By Jennifer Ablan and Trevor Hunnicutt
NEW YORK (Reuters) - The high-yield "junk" bond market, which has been a leading indicator of recessions, is flashing "yellow now," Jeffrey Gundlach, chief executive of Doubleline Capital, said on Tuesday.
Gundlach, who oversees more than $121 billion of assets under management, said on an investor webcast that the signal "may be ... a false positive," but "this is something we're going to have to watch very, very carefully."
Gundlach said the current buy-the-dip mentality reminds him of the complacency that took place in the 2007-2008 credit market right before the great financial crisis.
"There's potential for that here. Because the panic in December was a buying panic - not a selling panic - you never saw the VIX truly spike the way you want for a panic. You want to see that thing over 40. It never made it to 40."
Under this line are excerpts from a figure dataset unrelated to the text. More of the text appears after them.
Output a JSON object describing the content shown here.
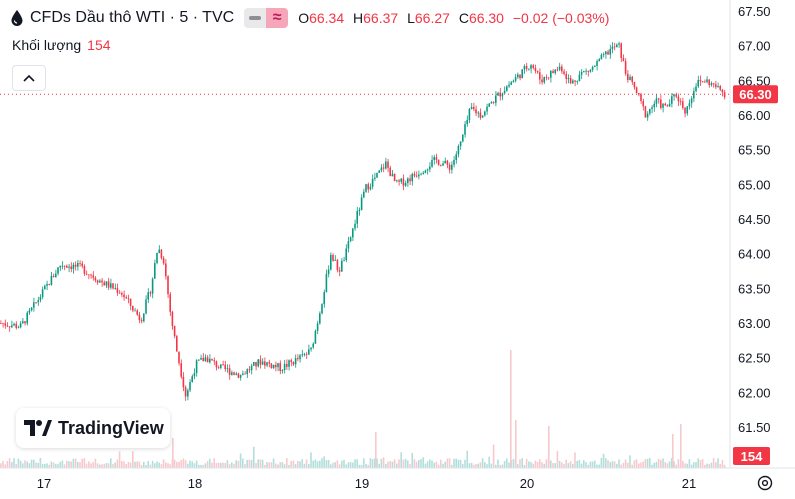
{
  "header": {
    "symbol_title": "CFDs Dầu thô WTI · 5 · TVC",
    "ohlc": {
      "o_label": "O",
      "o_value": "66.34",
      "h_label": "H",
      "h_value": "66.37",
      "l_label": "L",
      "l_value": "66.27",
      "c_label": "C",
      "c_value": "66.30",
      "change": "−0.02 (−0.03%)"
    }
  },
  "volume_legend": {
    "label": "Khối lượng",
    "value": "154"
  },
  "branding": {
    "logo_text": "TradingView"
  },
  "colors": {
    "up": "#089981",
    "down": "#f23645",
    "up_volume": "#b2dfdb",
    "down_volume": "#f7c9cd",
    "axis_text": "#131722",
    "last_price_badge": "#f23645"
  },
  "icons": [
    "oil-drop-icon",
    "chevron-up-icon",
    "settings-icon"
  ],
  "chart_data": {
    "type": "candlestick",
    "y_ticks": [
      "67.50",
      "67.00",
      "66.50",
      "66.00",
      "65.50",
      "65.00",
      "64.50",
      "64.00",
      "63.50",
      "63.00",
      "62.50",
      "62.00",
      "61.50"
    ],
    "ylim": [
      61.5,
      67.5
    ],
    "x_ticks": [
      "17",
      "18",
      "19",
      "20",
      "21"
    ],
    "last_price": {
      "value": 66.3,
      "label": "66.30"
    },
    "last_volume": {
      "value": 154,
      "label": "154"
    },
    "price_path": [
      [
        0,
        63.0
      ],
      [
        20,
        62.95
      ],
      [
        40,
        63.4
      ],
      [
        60,
        63.85
      ],
      [
        80,
        63.8
      ],
      [
        100,
        63.6
      ],
      [
        120,
        63.45
      ],
      [
        140,
        63.05
      ],
      [
        150,
        63.5
      ],
      [
        157,
        64.1
      ],
      [
        163,
        63.9
      ],
      [
        170,
        63.1
      ],
      [
        176,
        62.6
      ],
      [
        185,
        61.95
      ],
      [
        195,
        62.4
      ],
      [
        205,
        62.5
      ],
      [
        220,
        62.35
      ],
      [
        240,
        62.25
      ],
      [
        260,
        62.45
      ],
      [
        280,
        62.35
      ],
      [
        300,
        62.5
      ],
      [
        310,
        62.6
      ],
      [
        318,
        63.1
      ],
      [
        325,
        63.6
      ],
      [
        330,
        64.0
      ],
      [
        338,
        63.75
      ],
      [
        345,
        64.0
      ],
      [
        355,
        64.5
      ],
      [
        365,
        64.95
      ],
      [
        375,
        65.1
      ],
      [
        385,
        65.3
      ],
      [
        395,
        65.0
      ],
      [
        405,
        65.05
      ],
      [
        420,
        65.2
      ],
      [
        435,
        65.35
      ],
      [
        450,
        65.25
      ],
      [
        460,
        65.6
      ],
      [
        470,
        66.1
      ],
      [
        480,
        66.0
      ],
      [
        495,
        66.25
      ],
      [
        505,
        66.4
      ],
      [
        520,
        66.6
      ],
      [
        530,
        66.75
      ],
      [
        540,
        66.5
      ],
      [
        550,
        66.6
      ],
      [
        560,
        66.7
      ],
      [
        570,
        66.45
      ],
      [
        580,
        66.6
      ],
      [
        590,
        66.65
      ],
      [
        600,
        66.8
      ],
      [
        610,
        66.95
      ],
      [
        618,
        67.0
      ],
      [
        625,
        66.6
      ],
      [
        635,
        66.35
      ],
      [
        645,
        66.0
      ],
      [
        655,
        66.2
      ],
      [
        665,
        66.1
      ],
      [
        675,
        66.3
      ],
      [
        685,
        66.05
      ],
      [
        695,
        66.45
      ],
      [
        705,
        66.5
      ],
      [
        715,
        66.4
      ],
      [
        725,
        66.3
      ]
    ]
  }
}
The CBOE volatility index, which is known as the VIX <.VIX> and which is often seen as an investor fear gauge, stands around 20.50 points.
Gundlach said Federal Reserve Chairman Jerome Powell on Friday pivoted from pragmatism to a "Powell Put" - that the Fed under his leadership will act like an options contract to prevent stocks from falling too much.
Powell said on Friday that the U.S. central bank "wouldn't hesitate" to adjust how quickly it lets its balance sheet shrink if it starts to cause problems in financial markets. Powell also said the Fed "will be patient" with monetary policy as it watches how the U.S. economy performs.
Since those remarks, the U.S. stock "market has been throwing a party," Gundlach said.
On Friday, when markets were also boosted by a monthly U.S. jobs report that blew past forecasts, the Dow Jones Industrial Average rose 3.3 percent while the S&P 500 index advanced 3.4 percent. Both the Dow and S&P added to gains Monday and Tuesday.
"Are we growing at all or is it all just the increase in debt?" Gundlach asked.
Gundlach on Dec. 11 said that the next move in the dollar was lower and that the S&P 500 index would fall below its February 2018 lows. Both predictions turned out to be accurate.
The DoubleLine Total Return Bond Fund, which Gundlach manages, surpassed 97 percent of its peers in 2018, according to Morningstar data.